L'économie s'arrête brutalement depuis lundi et l'Etat assure qu'il prendra en charge une grande partie des conséquences de cette crise qui sera temporaire - sans que l'on sache sa durée.

La France installe un paysage économique à l’arrêt totalement inédit – un 15 août qui va durer plusieurs semaines. En 2008-2009, les entreprises n’avaient pas fermé et ne s’étaient pas vidées. Aujourd’hui, c’est différent. 
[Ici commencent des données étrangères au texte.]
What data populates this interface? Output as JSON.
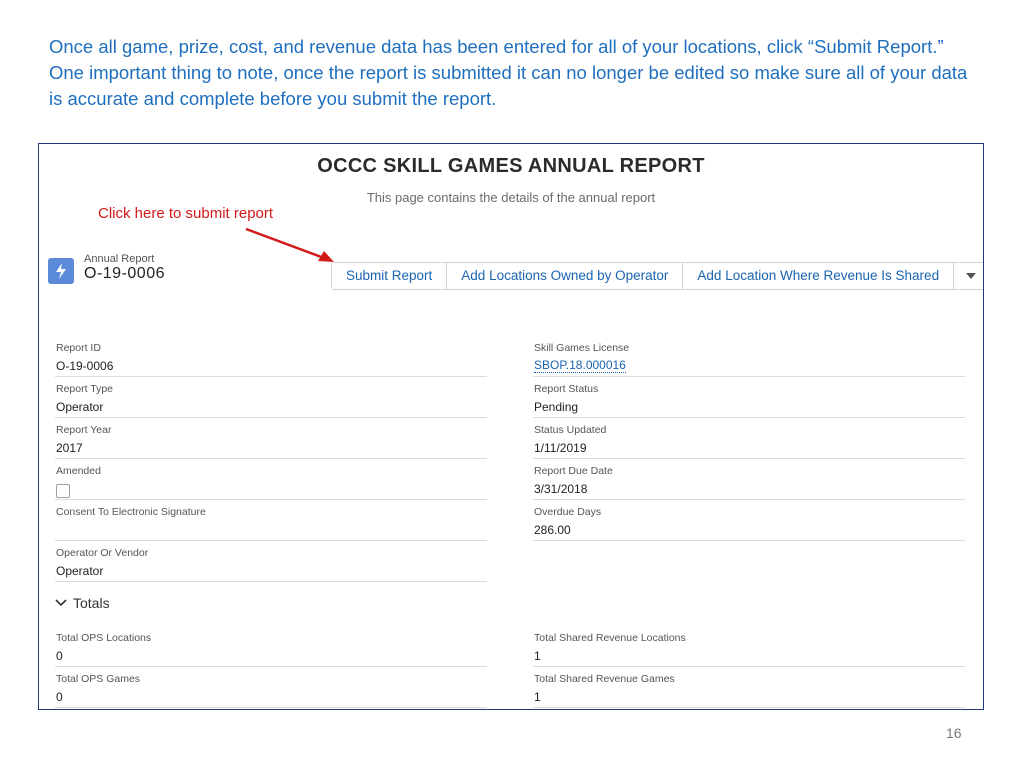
{
  "intro_text": "Once all game, prize, cost, and revenue data has been entered for all of your locations, click “Submit Report.”  One important thing to note, once the report is submitted it can no longer be edited so make sure all of your data is accurate and complete before you submit the report.",
  "header": {
    "title": "OCCC SKILL GAMES ANNUAL REPORT",
    "subtitle": "This page contains the details of the annual report"
  },
  "annotation": {
    "text": "Click here to submit report",
    "color": "#d11a1a"
  },
  "record": {
    "type_label": "Annual Report",
    "name": "O-19-0006",
    "icon": "lightning-bolt-icon"
  },
  "actions": {
    "submit_report": "Submit Report",
    "add_locations_owned": "Add Locations Owned by Operator",
    "add_location_shared": "Add Location Where Revenue Is Shared",
    "more_icon": "chevron-down-icon"
  },
  "fields": {
    "report_id": {
      "label": "Report ID",
      "value": "O-19-0006"
    },
    "skill_games_license": {
      "label": "Skill Games License",
      "value": "SBOP.18.000016"
    },
    "report_type": {
      "label": "Report Type",
      "value": "Operator"
    },
    "report_status": {
      "label": "Report Status",
      "value": "Pending"
    },
    "report_year": {
      "label": "Report Year",
      "value": "2017"
    },
    "status_updated": {
      "label": "Status Updated",
      "value": "1/11/2019"
    },
    "amended": {
      "label": "Amended",
      "checked": false
    },
    "report_due_date": {
      "label": "Report Due Date",
      "value": "3/31/2018"
    },
    "consent": {
      "label": "Consent To Electronic Signature",
      "value": ""
    },
    "overdue_days": {
      "label": "Overdue Days",
      "value": "286.00"
    },
    "operator_or_vendor": {
      "label": "Operator Or Vendor",
      "value": "Operator"
    }
  },
  "totals": {
    "section_label": "Totals",
    "total_ops_locations": {
      "label": "Total OPS Locations",
      "value": "0"
    },
    "total_shared_revenue_locations": {
      "label": "Total Shared Revenue Locations",
      "value": "1"
    },
    "total_ops_games": {
      "label": "Total OPS Games",
      "value": "0"
    },
    "total_shared_revenue_games": {
      "label": "Total Shared Revenue Games",
      "value": "1"
    }
  },
  "page_number": "16",
  "colors": {
    "intro_text": "#1f6fbf",
    "link": "#1a64b0",
    "record_icon_bg": "#5b8bd8",
    "frame_border": "#1e3a7a"
  }
}
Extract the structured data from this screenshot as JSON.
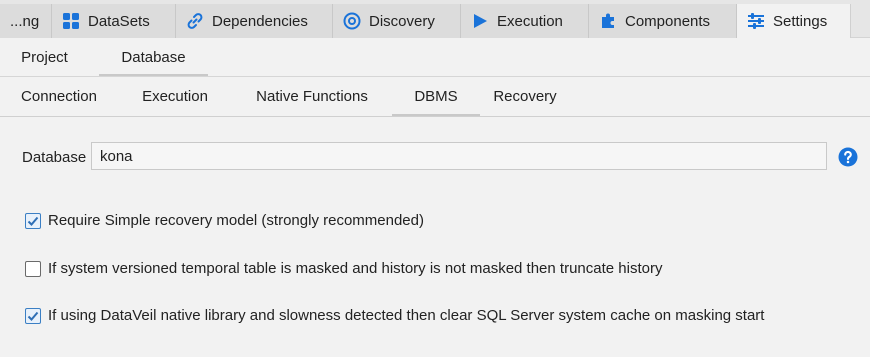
{
  "top_tabs": [
    {
      "label": "...ng",
      "icon": "none"
    },
    {
      "label": "DataSets",
      "icon": "grid-icon"
    },
    {
      "label": "Dependencies",
      "icon": "link-icon"
    },
    {
      "label": "Discovery",
      "icon": "target-icon"
    },
    {
      "label": "Execution",
      "icon": "play-icon"
    },
    {
      "label": "Components",
      "icon": "puzzle-icon"
    },
    {
      "label": "Settings",
      "icon": "sliders-icon"
    }
  ],
  "active_top_tab": "Settings",
  "settings_tabs": [
    {
      "label": "Project"
    },
    {
      "label": "Database"
    }
  ],
  "active_settings_tab": "Database",
  "database_tabs": [
    {
      "label": "Connection"
    },
    {
      "label": "Execution"
    },
    {
      "label": "Native Functions"
    },
    {
      "label": "DBMS"
    },
    {
      "label": "Recovery"
    }
  ],
  "active_database_tab": "DBMS",
  "database_field": {
    "label": "Database",
    "value": "kona"
  },
  "options": [
    {
      "label": "Require Simple recovery model (strongly recommended)",
      "checked": true
    },
    {
      "label": "If system versioned temporal table is masked and history is not masked then truncate history",
      "checked": false
    },
    {
      "label": "If using DataVeil native library and slowness detected then clear SQL Server system cache on masking start",
      "checked": true
    }
  ],
  "colors": {
    "accent": "#1a73d9",
    "checkbox_border": "#3b7fc4"
  }
}
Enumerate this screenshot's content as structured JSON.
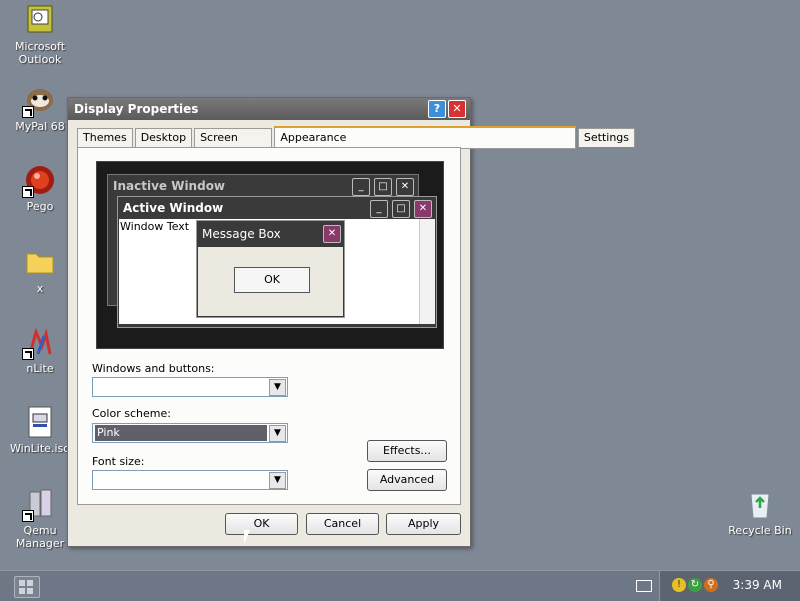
{
  "desktop": {
    "icons": [
      {
        "label": "Microsoft Outlook",
        "icon": "outlook-icon"
      },
      {
        "label": "MyPal 68",
        "icon": "mypal-icon"
      },
      {
        "label": "Pego",
        "icon": "pego-icon"
      },
      {
        "label": "x",
        "icon": "folder-icon"
      },
      {
        "label": "nLite",
        "icon": "nlite-icon"
      },
      {
        "label": "WinLite.iso",
        "icon": "iso-file-icon"
      },
      {
        "label": "Qemu Manager",
        "icon": "qemu-icon"
      },
      {
        "label": "Recycle Bin",
        "icon": "recycle-bin-icon"
      }
    ]
  },
  "dialog": {
    "title": "Display Properties",
    "help_glyph": "?",
    "close_glyph": "✕",
    "tabs": [
      "Themes",
      "Desktop",
      "Screen Saver",
      "Appearance",
      "Settings"
    ],
    "active_tab": "Appearance",
    "preview": {
      "inactive_title": "Inactive Window",
      "active_title": "Active Window",
      "window_text": "Window Text",
      "message_title": "Message Box",
      "message_ok": "OK"
    },
    "windows_and_buttons_label": "Windows and buttons:",
    "windows_and_buttons_value": "",
    "color_scheme_label": "Color scheme:",
    "color_scheme_value": "Pink",
    "font_size_label": "Font size:",
    "font_size_value": "",
    "effects_button": "Effects...",
    "advanced_button": "Advanced",
    "ok_button": "OK",
    "cancel_button": "Cancel",
    "apply_button": "Apply"
  },
  "taskbar": {
    "clock": "3:39 AM"
  },
  "colors": {
    "desktop_bg": "#7f8895",
    "close_red": "#d93030",
    "help_blue": "#3d8fd8",
    "scheme_highlight": "#60606a"
  }
}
Voici quelques informations tombées hier au fil de la journée. Air France s’attend à une diminution de 90% de son trafic. Dans l’automobile, Michelin, PSA, Renault ont stoppé leurs chaînes de production et leurs milliers de sous-traitants seront sans travail. Beaucoup de commerces ont dû baisser le rideau, la restauration collective a rangé les couverts, seul l’agro-alimentaire tourne à plein. Du coup, la consommation d’électricité a déjà reculé de 10% hier matin. Ce n’est qu’un aperçu. 

Face à cette récession, Emmanuel Macron met l’économie sous le parapluie public comme jamais depuis 1945, pour qu’elle ne casse pas et reparte une fois le virus jugulé – car elle repartira. Le gouvernement veut 8 millions de personnes en télétravail, du chômage partiel, il annoncera une aide de 1.500 euros par mois pour les indépendants qui perdent 70% de leur chiffre d’affaires : çà c’est déjà du lourd. 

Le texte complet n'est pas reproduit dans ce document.